Kleines Feuerwehrmuseum
Highlights
- Das Kleine Feuerwehrmuseum in Weisel zeigt historische Löschgeräte und Fahrzeuge aus über 100 Jahren Feuerwehrgeschichte.
- Zu den Exponaten gehören Handdruckpumpen, Tragkraftspritzen und ein restaurierter VW-Bus T1 aus dem Jahr 1961.
- Das Museum ist ganzjährig geöffnet und der Eintritt ist frei.
Tipps
- Das Museum ist ganzjährig geöffnet, der Eintritt ist frei, eine Anmeldung bei den Kontaktpersonen ist jedoch empfehlenswert.
- Interessierte sollten sich vorab über die Öffnungszeiten informieren, da diese nur am 1. Sonntag im Monat ab 13 Uhr gelten.

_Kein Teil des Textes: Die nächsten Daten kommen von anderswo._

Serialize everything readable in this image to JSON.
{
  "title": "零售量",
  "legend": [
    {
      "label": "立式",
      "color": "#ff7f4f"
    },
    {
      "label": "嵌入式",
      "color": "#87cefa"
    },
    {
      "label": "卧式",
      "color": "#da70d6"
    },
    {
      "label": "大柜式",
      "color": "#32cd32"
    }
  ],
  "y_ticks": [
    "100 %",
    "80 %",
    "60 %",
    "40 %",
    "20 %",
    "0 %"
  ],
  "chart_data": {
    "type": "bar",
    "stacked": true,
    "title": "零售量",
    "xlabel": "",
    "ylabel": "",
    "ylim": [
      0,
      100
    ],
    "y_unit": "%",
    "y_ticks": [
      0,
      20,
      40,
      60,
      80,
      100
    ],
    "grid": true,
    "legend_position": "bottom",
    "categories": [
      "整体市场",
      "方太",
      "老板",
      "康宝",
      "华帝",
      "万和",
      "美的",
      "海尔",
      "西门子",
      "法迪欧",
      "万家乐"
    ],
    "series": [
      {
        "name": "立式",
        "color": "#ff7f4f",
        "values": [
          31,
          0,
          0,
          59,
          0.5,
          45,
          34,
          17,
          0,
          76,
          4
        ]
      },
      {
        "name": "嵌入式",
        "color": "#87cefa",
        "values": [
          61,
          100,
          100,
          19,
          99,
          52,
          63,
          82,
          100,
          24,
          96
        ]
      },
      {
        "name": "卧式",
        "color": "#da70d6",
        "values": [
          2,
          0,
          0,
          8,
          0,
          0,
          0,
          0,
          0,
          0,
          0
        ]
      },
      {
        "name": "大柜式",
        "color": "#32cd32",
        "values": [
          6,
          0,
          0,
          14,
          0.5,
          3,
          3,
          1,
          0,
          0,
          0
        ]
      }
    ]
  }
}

- Ein Besuch lohnt sich besonders für Feuerwehr- und Technikinteressierte, die historische Geräte und Fahrzeuge aus der Region sehen möchten.
Eigenschaften
Über Kleines Feuerwehrmuseum
Das Kleine Feuerwehrmuseum in Weisel, einem Ort im Rhein-Lahn-Kreis in Rheinland-Pfalz, ist ein geschichtsträchtiger Ort für alle, die sich für die Entwicklung der Feuerwehrtechnik und -ausrüstung interessieren. Seit seiner Eröffnung im Jahr 1996 begeistert das Museum mit einer umfangreichen Sammlung historischer Löschgeräte, Fahrzeuge und Ausrüstungsgegenstände. Es befindet sich in der ehemaligen Wäscherei in der Honiggasse und lädt Besucher dazu ein, die Entwicklung der Brandbekämpfung über mehr als ein Jahrhundert hinweg hautnah zu erleben.
Zu den besonderen Exponaten zählen mehrere Tragkraftspritzen, darunter drei TS 8/8-Modelle sowie eine kleinere TS 4/5. Ein echtes Highlight ist die Handdruckpumpe der „Stadt Weisel“ aus dem Jahr 1882, die damals bereits mit fortschrittlicher Technik ausgestattet war und sowohl mit Eimern als auch selbstansaugend betrieben werden konnte. Ebenfalls sehenswert ist der restaurierte VW-Bus T1 aus dem Jahr 1961, ein früher Transporter für die Feuerwehr, der heute funktionsfähig im Museum steht. Auch ein Schlauchwagen aus dem Jahr 1915, der einst von den Feuerwehrmännern manuell zur Einsatzstelle gezogen wurde, ist Teil der Ausstellung.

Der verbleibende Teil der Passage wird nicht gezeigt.